Germany: Making refugees visible in population statistics
Between 2014 and June 2017, Germany admitted approximately 1.5 million asylum seekers, making it the most important destination for asylum seekers in the European region during this period. The large number of arrivals in a comparatively short amount of time placed a huge strain on established systems and structures, including administrative processes, accommodation capacity at reception centers, registration, the asylum procedure, and administrative courts. Against this background, a demand for more reliable data on the situation arose from German policymakers and the general public.
Increased attention helped to reveal a major data gap: while data on asylum applications and decisions were available from the Federal Office for Migration and Refugees, there was a lack of clarity on the total number of refugees and people in refugee-like situations in the country – stock and flow data needed to be more clearly distinguished.
Clarifying the number of persons seeking humanitarian protection in Germany
Faced with this situation, the German Federal Statistical Office has explored ways to quantify the stock of foreigners present in Germany for humanitarian reasons. This resulted in the design of a new official statistic on people seeking humanitarian protection in Germany.
This new official statistic makes use of the administrative data from the Central Register of Foreigners (AZR). This register, managed by the Federal Office for Migration and Refugees – the competent registration authority -, contains information on all foreigners residing in Germany, as well as data on asylum procedures.
The Federal Statistical Office receives an annual extract from the Central Register in order to prepare and disseminate official statistics. Through the combination of information on residence permits and asylum- related decisions in the register, the Federal Statistical Office is able to determine the stock of refugees and people in refugee-like situations at a given point in time. Moreover, the data allows providing information on the basic demographics, citizenship, length of stay and legal protection status (including who qualifies as a refugee) of protection seekers in Germany. Furthermore, the statistic allows fine-grained regional disaggregation at the district-level.

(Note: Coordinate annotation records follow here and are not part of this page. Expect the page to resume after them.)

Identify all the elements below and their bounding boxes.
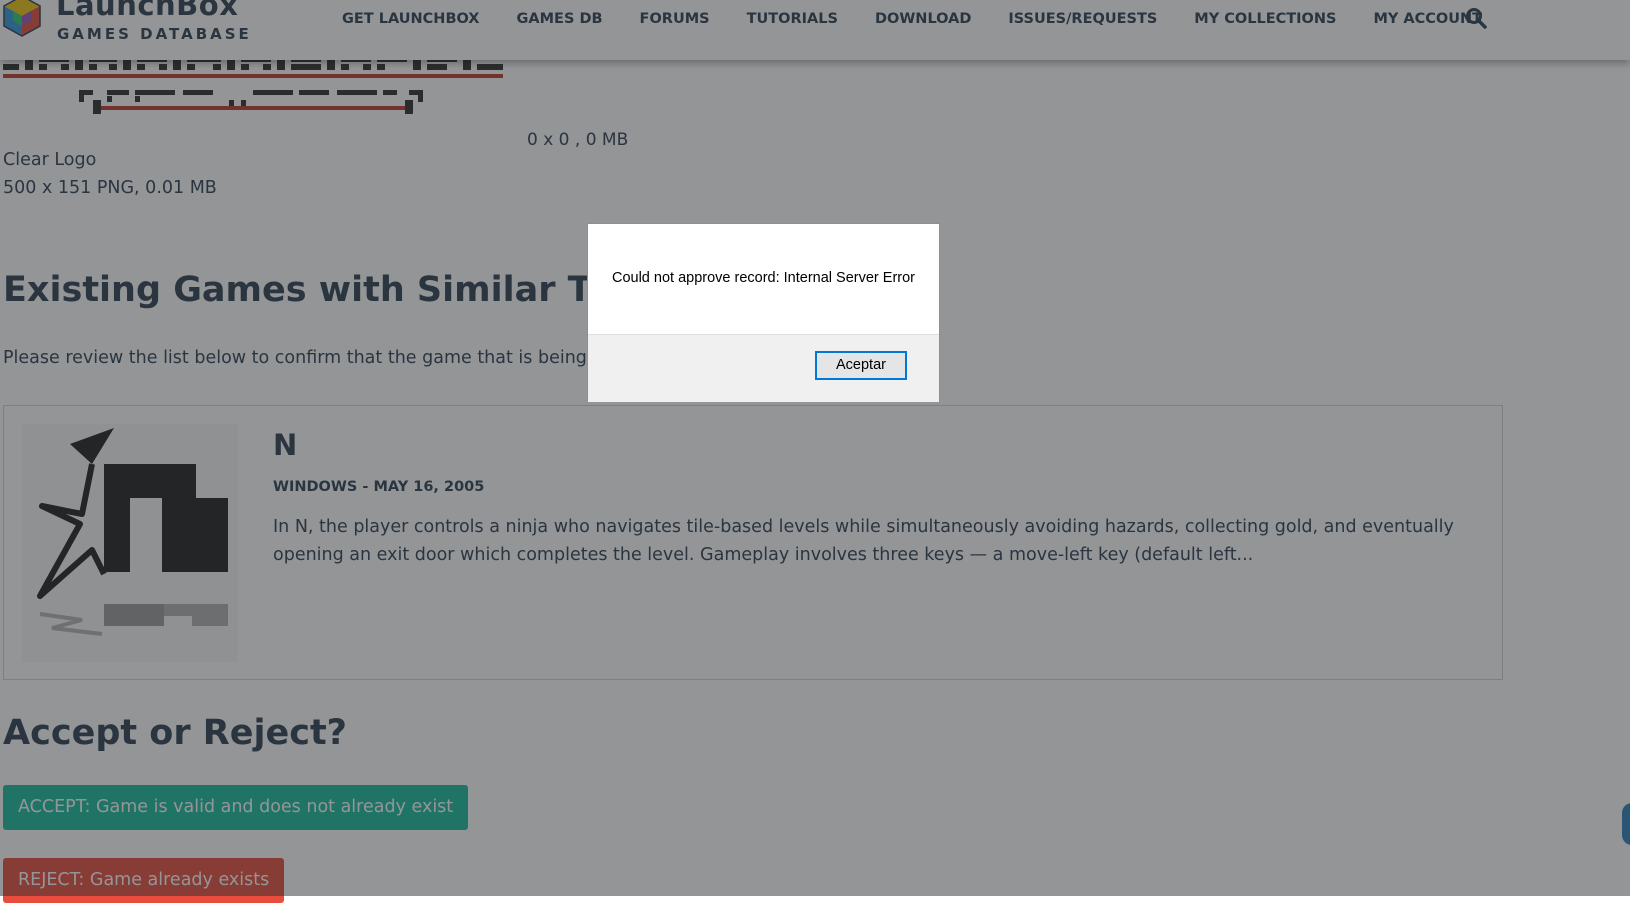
dialog-message: Could not approve record: Internal Serve… [611, 270, 916, 286]
dialog-footer: Aceptar [588, 334, 939, 402]
dialog-ok-button[interactable]: Aceptar [815, 351, 907, 380]
modal-overlay [0, 0, 1630, 896]
alert-dialog: Could not approve record: Internal Serve… [587, 223, 940, 402]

The use of the international recommendations
In November 2017, when the draft of the International Recommendations on Refugee Statistics (IRRS) was still undergoing final consultations, the Federal Statistical Office already published the new statistic on people seeking humanitarian protection.

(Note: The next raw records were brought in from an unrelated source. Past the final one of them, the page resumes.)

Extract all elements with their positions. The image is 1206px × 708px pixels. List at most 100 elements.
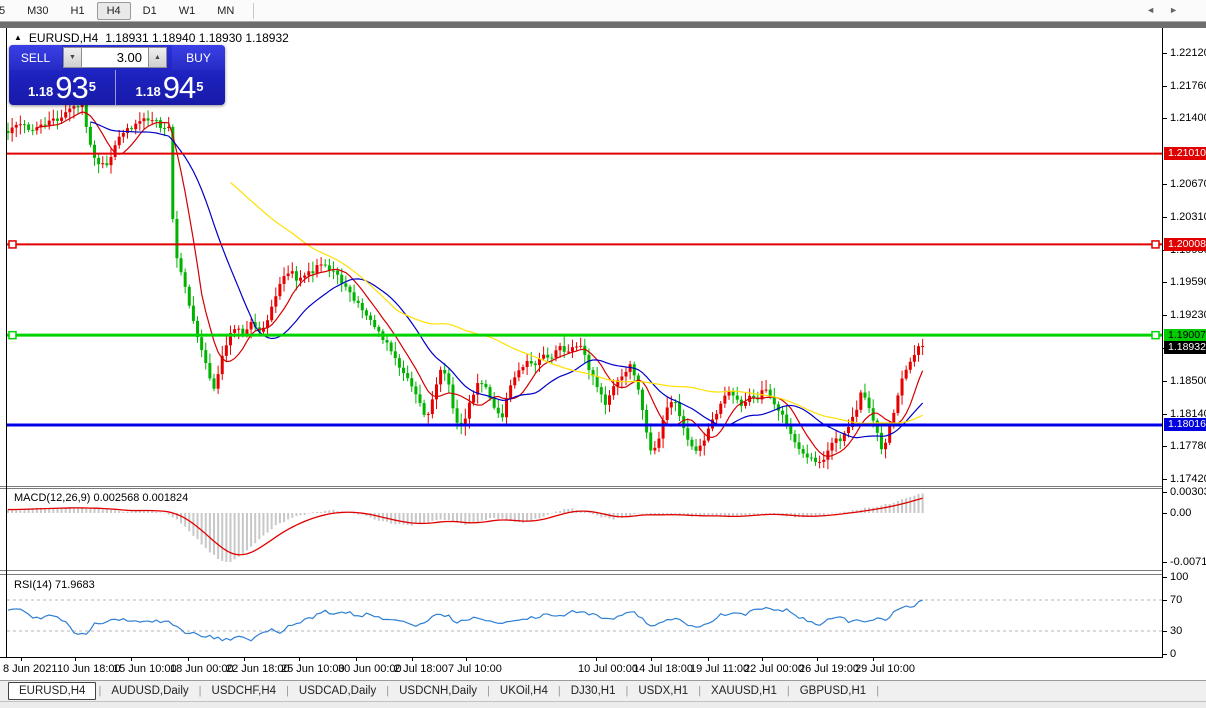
time-axis-label: 19 Jul 11:00 [690,663,749,675]
rsi-tick-mark [1163,654,1167,655]
price-tick-mark [1163,315,1167,316]
rsi-line [8,600,923,641]
chart-ohlc-values: 1.18931 1.18940 1.18930 1.18932 [105,31,289,45]
time-tick-mark [299,658,300,661]
tab-gbpusd-h1[interactable]: GBPUSD,H1 [790,683,876,699]
price-tick-mark [1163,381,1167,382]
macd-indicator-label: MACD(12,26,9) 0.002568 0.001824 [14,492,188,504]
timeframe-button-d1[interactable]: D1 [133,2,167,20]
price-tick-label: 1.21760 [1170,80,1206,92]
price-tick-label: 1.21400 [1170,112,1206,124]
timeframe-button-mn[interactable]: MN [207,2,244,20]
tab-usdcad-daily[interactable]: USDCAD,Daily [289,683,386,699]
macd-tick-label: 0.00 [1170,507,1191,519]
buy-price-display[interactable]: 1.18 94 5 [116,70,223,105]
tab-scroll-left-icon[interactable]: ◄ [1146,5,1169,15]
macd-tick-mark [1163,492,1167,493]
timeframe-toolbar: 5M30H1H4D1W1MN [0,0,1206,22]
collapse-icon[interactable]: ▲ [14,33,22,42]
buy-price-pip: 5 [196,70,203,104]
sell-price-big: 93 [55,74,87,102]
price-tag-1-18932: 1.18932 [1164,341,1206,354]
price-tick-mark [1163,184,1167,185]
price-tick-mark [1163,446,1167,447]
price-axis: 1.221201.217601.214001.206701.203101.199… [1162,28,1206,658]
time-axis-label: 2 Jul 18:00 [394,663,448,675]
time-axis-label: 8 Jun 2021 [3,663,57,675]
time-axis-label: 7 Jul 10:00 [448,663,502,675]
rsi-tick-label: 100 [1170,571,1188,583]
timeframe-button-w1[interactable]: W1 [169,2,206,20]
price-tick-mark [1163,217,1167,218]
price-tick-label: 1.17780 [1170,440,1206,452]
price-tick-mark [1163,479,1167,480]
rsi-indicator-label: RSI(14) 71.9683 [14,579,95,591]
tab-usdchf-h4[interactable]: USDCHF,H4 [202,683,287,699]
chart-title: ▲ EURUSD,H4 1.18931 1.18940 1.18930 1.18… [14,31,289,45]
tab-eurusd-h4[interactable]: EURUSD,H4 [8,682,96,700]
time-tick-mark [817,658,818,661]
time-axis: 8 Jun 202110 Jun 18:0015 Jun 10:0018 Jun… [0,658,1162,680]
time-axis-label: 14 Jul 18:00 [633,663,693,675]
toolbar-separator [253,3,254,19]
timeframe-button-h4[interactable]: H4 [97,2,131,20]
time-tick-mark [75,658,76,661]
time-tick-mark [244,658,245,661]
price-tick-mark [1163,282,1167,283]
macd-tick-label: -0.00715 [1170,556,1206,568]
time-tick-mark [762,658,763,661]
price-tick-label: 1.20670 [1170,178,1206,190]
ma-55-line [230,182,922,423]
price-tick-label: 1.22120 [1170,47,1206,59]
chart-region: ▲ EURUSD,H4 1.18931 1.18940 1.18930 1.18… [0,28,1162,658]
sell-price-display[interactable]: 1.18 93 5 [9,70,116,105]
volume-input[interactable] [82,47,148,68]
price-tick-mark [1163,414,1167,415]
price-tick-label: 1.19230 [1170,309,1206,321]
one-click-trade-panel: SELL ▼ ▲ BUY 1.18 93 5 1.18 94 5 [9,45,225,105]
time-axis-label: 30 Jun 00:00 [338,663,402,675]
macd-tick-mark [1163,562,1167,563]
tab-scroll-right-icon[interactable]: ► [1169,5,1192,15]
time-tick-mark [356,658,357,661]
timeframe-button-m30[interactable]: M30 [17,2,58,20]
tab-scroll-arrows: ◄► [1146,5,1192,15]
buy-button[interactable]: BUY [172,45,225,70]
time-axis-label: 29 Jul 10:00 [855,663,915,675]
tab-ukoil-h4[interactable]: UKOil,H4 [490,683,558,699]
time-axis-label: 26 Jul 19:00 [799,663,859,675]
sell-button[interactable]: SELL [9,45,62,70]
price-tick-mark [1163,86,1167,87]
time-tick-mark [873,658,874,661]
volume-decrease-button[interactable]: ▼ [63,47,82,68]
rsi-tick-mark [1163,577,1167,578]
time-tick-mark [466,658,467,661]
price-tag-1-21010: 1.21010 [1164,147,1206,160]
tab-usdx-h1[interactable]: USDX,H1 [628,683,698,699]
time-tick-mark [131,658,132,661]
time-tick-mark [188,658,189,661]
candles-layer [7,95,925,469]
tab-usdcnh-daily[interactable]: USDCNH,Daily [389,683,487,699]
tab-xauusd-h1[interactable]: XAUUSD,H1 [701,683,787,699]
price-tick-label: 1.17420 [1170,473,1206,485]
timeframe-button-5[interactable]: 5 [0,2,15,20]
price-tick-label: 1.19590 [1170,276,1206,288]
rsi-tick-label: 0 [1170,648,1176,660]
time-axis-label: 10 Jul 00:00 [578,663,638,675]
rsi-layer [7,600,1162,641]
volume-increase-button[interactable]: ▲ [148,47,167,68]
timeframe-button-h1[interactable]: H1 [61,2,95,20]
rsi-tick-label: 30 [1170,625,1182,637]
time-axis-label: 25 Jun 10:00 [281,663,345,675]
ma-8-line [37,112,923,457]
price-tick-mark [1163,118,1167,119]
buy-price-big: 94 [163,74,195,102]
tab-dj30-h1[interactable]: DJ30,H1 [561,683,626,699]
tab-audusd-daily[interactable]: AUDUSD,Daily [101,683,198,699]
time-tick-mark [596,658,597,661]
chart-symbol-label: EURUSD,H4 [29,31,98,45]
volume-stepper: ▼ ▲ [62,45,172,70]
price-tag-1-18016: 1.18016 [1164,418,1206,431]
time-axis-label: 15 Jun 10:00 [113,663,177,675]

Nonetheless, the IRRS statistical framework has been guiding the Federal Statistical Office, which was also involved in compiling the draft later endorsed by the Statistical Commission. In this context, the IRRS were of practical use for aligning definitions whenever possible and transparently laying out deviations. For example, in the case of the definition of protection seekers with a refused protection status, the definition used by Germany differs from the one provided in IRRS. Importantly, such variations demonstrate how each country can adapt the recommendations to its own national context.
Thus, the IRRS have functioned as a reference point in Germany. This rendered it possible for the country to develop a comprehensive statistical framework tailored to its national context. The Federal Statistical Office has used the recommendations to determine the extent to which its approach to measuring the stock of persons seeking humanitarian protection corresponds to or deviates from the international standards.

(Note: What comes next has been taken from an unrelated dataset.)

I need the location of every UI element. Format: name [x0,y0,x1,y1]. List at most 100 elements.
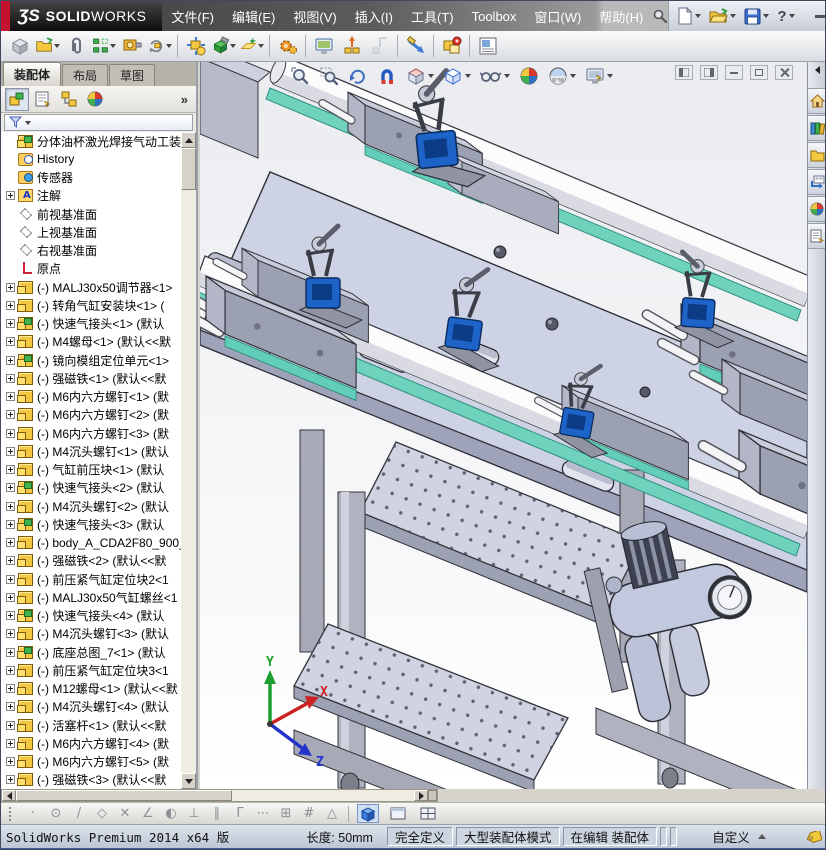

In parallel, the recommendations have been an important advocacy tool, facilitating the Federal Statistical Office’s initiative to incorporate statistics on protection seekers as an integral part of population statistics in Germany.
Statistics on refugees and people in refugee-like situations in Germany have been strengthened through use of the international recommendations.
The process of incorporating refugees into population statistics heavily relies on the coordination mechanisms between Statistical Offices and the agencies responsible for producing the relevant administrative data. In Germany, the well-functioning collaboration between the Federal Office for Migration and Refugees and the Federal Statistical Office is a key factor, with the former not only providing the essential data but also working with the statisticians on how to interpret the data for their use in population statistics.
“It was an important step to get basic demographic statistics, but it should not be the end. That is why we are exploring new ways to measure refugee integration, inspired by the IRRS”.
Mr. Jan Eberle
Assistant head of the section responsible for statistics on people seeking humanitarian protection, German Federal Statistical Office
These efforts have also generated momentum for new initiatives in the country. The Federal Statistical Office is currently exploring new methodologies to measure the integration of refugees into society using data integration techniques, inspired from the IRRS. As highlighted by Jan Eberle, assistant head of the section responsible for statistics on people seeking humanitarian protection, “it was an important step to get basic demographic statistics, but it should not be the end”. Notably, measuring integration could help to inform targeted policies that improve the lives of refugees and refugee-like populations, and provide insights for other countries struggling with similar challenges.